Etwa durch die Verantwortung jedes einzelnen Theaterschaffenden, durch eine prinzipielle Bereitschaft, überkommene feudale Strukturen zu hinterfragen, sie zu überarbeiten, wie Jo Fabian es fordert – oder durch einen genauen Werteplan, wie es sich Drogla und Heine für das Theater für die Jüngsten wünschen?

Noch nie in den vergangenen Jahrzehnten trat die politische und gesellschaftliche Dimension des Theaters so offensichtlich hervor, wie in dessen Auseinandersetzung mit der AfD. Dass Demokratie tatsächlich auf Theaterbühnen verhandelt wird und diese Seismografen unseres gesellschaftlichen und freiheitlichen Status quo sind, förderten in erschreckender Härte die Angriffe und Verleumdungen der Rechtspopulisten zutage. Die Corona-Pandemie hingegen lässt unser bisheriges kulturelles Leben verstummen. Sie fordert uns heraus, das Theater wieder als Ort der Utopie zu entdecken, es mit frischen Ideen, Formen und Geschichten zu bespielen, die uns mutige Wege für die Zukunft weisen. In der Schockstarre könnten sonst die Rechtspopulisten die Deutungshoheit über die leeren Säle erlangen, in welchen das Wir, die Gemeinsamkeit durch ein Virus ausgelöscht scheint. Doch schon jetzt meldet sich die kreative Wut, die Überlebenskraft vieler Theaterschaffenden in neuen Kanälen, Live-Streams, YouTube-Videos oder spontanen Balkon-Performances.

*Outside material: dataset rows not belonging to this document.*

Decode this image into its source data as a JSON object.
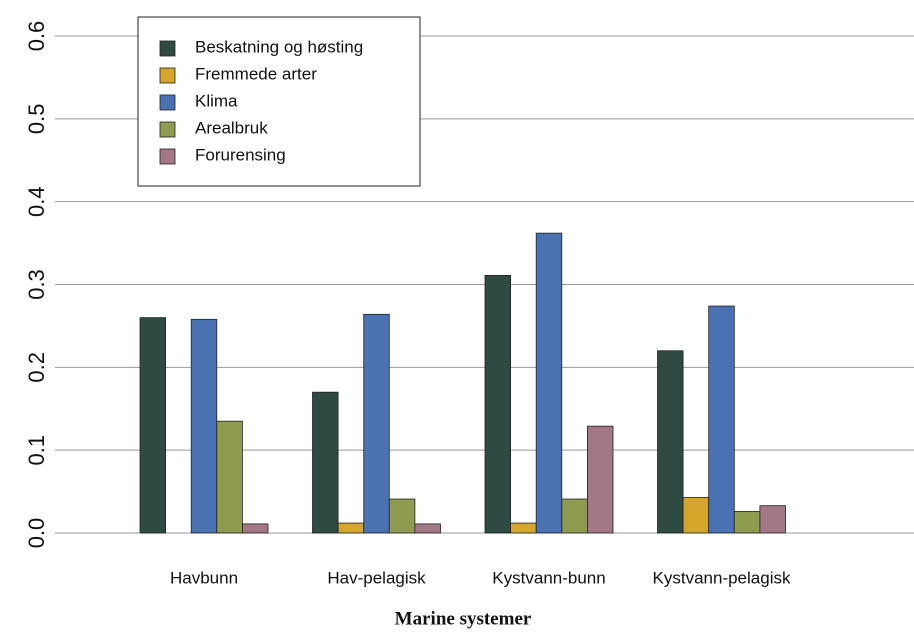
{
  "chart_data": {
    "type": "bar",
    "xlabel": "Marine systemer",
    "categories": [
      "Havbunn",
      "Hav-pelagisk",
      "Kystvann-bunn",
      "Kystvann-pelagisk"
    ],
    "series": [
      {
        "name": "Beskatning og høsting",
        "color": "#2e4a42",
        "values": [
          0.26,
          0.17,
          0.311,
          0.22
        ]
      },
      {
        "name": "Fremmede arter",
        "color": "#d4a72c",
        "values": [
          0,
          0.012,
          0.012,
          0.043
        ]
      },
      {
        "name": "Klima",
        "color": "#4a72b2",
        "values": [
          0.258,
          0.264,
          0.362,
          0.274
        ]
      },
      {
        "name": "Arealbruk",
        "color": "#8f9b4e",
        "values": [
          0.135,
          0.041,
          0.041,
          0.026
        ]
      },
      {
        "name": "Forurensing",
        "color": "#a47787",
        "values": [
          0.011,
          0.011,
          0.129,
          0.033
        ]
      }
    ],
    "ylim": [
      0,
      0.6
    ],
    "yticks": [
      {
        "value": 0,
        "label": "0.0"
      },
      0.1,
      0.2,
      0.3,
      0.4,
      0.5,
      0.6
    ],
    "grid": true,
    "legend": "top-left"
  }
}
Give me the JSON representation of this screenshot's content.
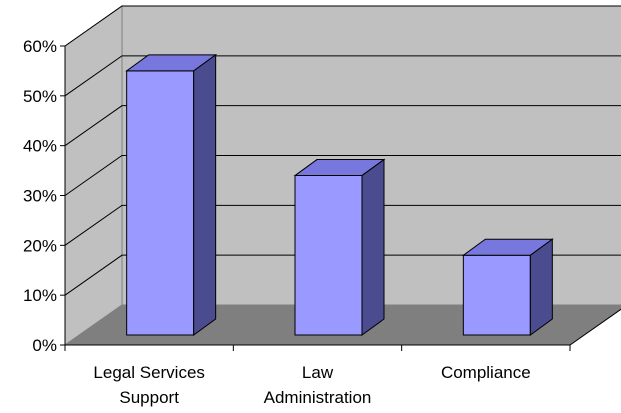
{
  "chart_data": {
    "type": "bar",
    "title": "",
    "xlabel": "",
    "ylabel": "",
    "categories": [
      [
        "Legal Services",
        "Support"
      ],
      [
        "Law",
        "Administration"
      ],
      [
        "Compliance"
      ]
    ],
    "values": [
      0.53,
      0.32,
      0.16
    ],
    "ylim": [
      0,
      0.6
    ],
    "yticks": [
      "0%",
      "10%",
      "20%",
      "30%",
      "40%",
      "50%",
      "60%"
    ],
    "grid": true,
    "legend": "none",
    "three_d": true,
    "colors": {
      "bar_front": "#9999ff",
      "bar_top": "#7777dd",
      "bar_side": "#4b4b8f",
      "back_wall": "#c0c0c0",
      "side_wall": "#c0c0c0",
      "floor": "#7f7f7f",
      "gridline": "#000000"
    }
  }
}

Gegen COVID-19 wird es irgendwann einen Impfstoff geben, die Theater werden wieder ihre Türen öffnen. Damit sie sich aber auch nach der Pandemie vielfältig zu Wort melden können, brauchen sie die konkrete staatliche Wertschätzung, von welcher nicht nur Staatstheater profitieren. Es bleibt zu hoffen, dass sich der rechtsextreme AfD-Flügel – auch im Sog des Virus – nicht nur symbolisch auflöst, sondern tatsächlich auflösen wird und nicht die Zeit nutzt, sich von Neuem und mit neuer Macht aufzustellen.

Kommentare (1)

  • Alexandra Marschner
    Alexandra Marschner
    am 10.05.2020
    Ganz grundsätzliche Fragen stellen sich hier. Die seit FAUST mögliche Gegenüberstellung von gretchenhafter Gutgläubigkeit einerseits und dem durch sein zersetztes Selbst zur Fremdkontrolle verführten Bürger lotet das Piccolo wohl großartig nach links und rechts, in dt. Vergangenheit (1933) und Zukunft aus. Als Leserin befrage ich mich nach Haltung. Freiheit aber ist keine Frage. Weitermachen!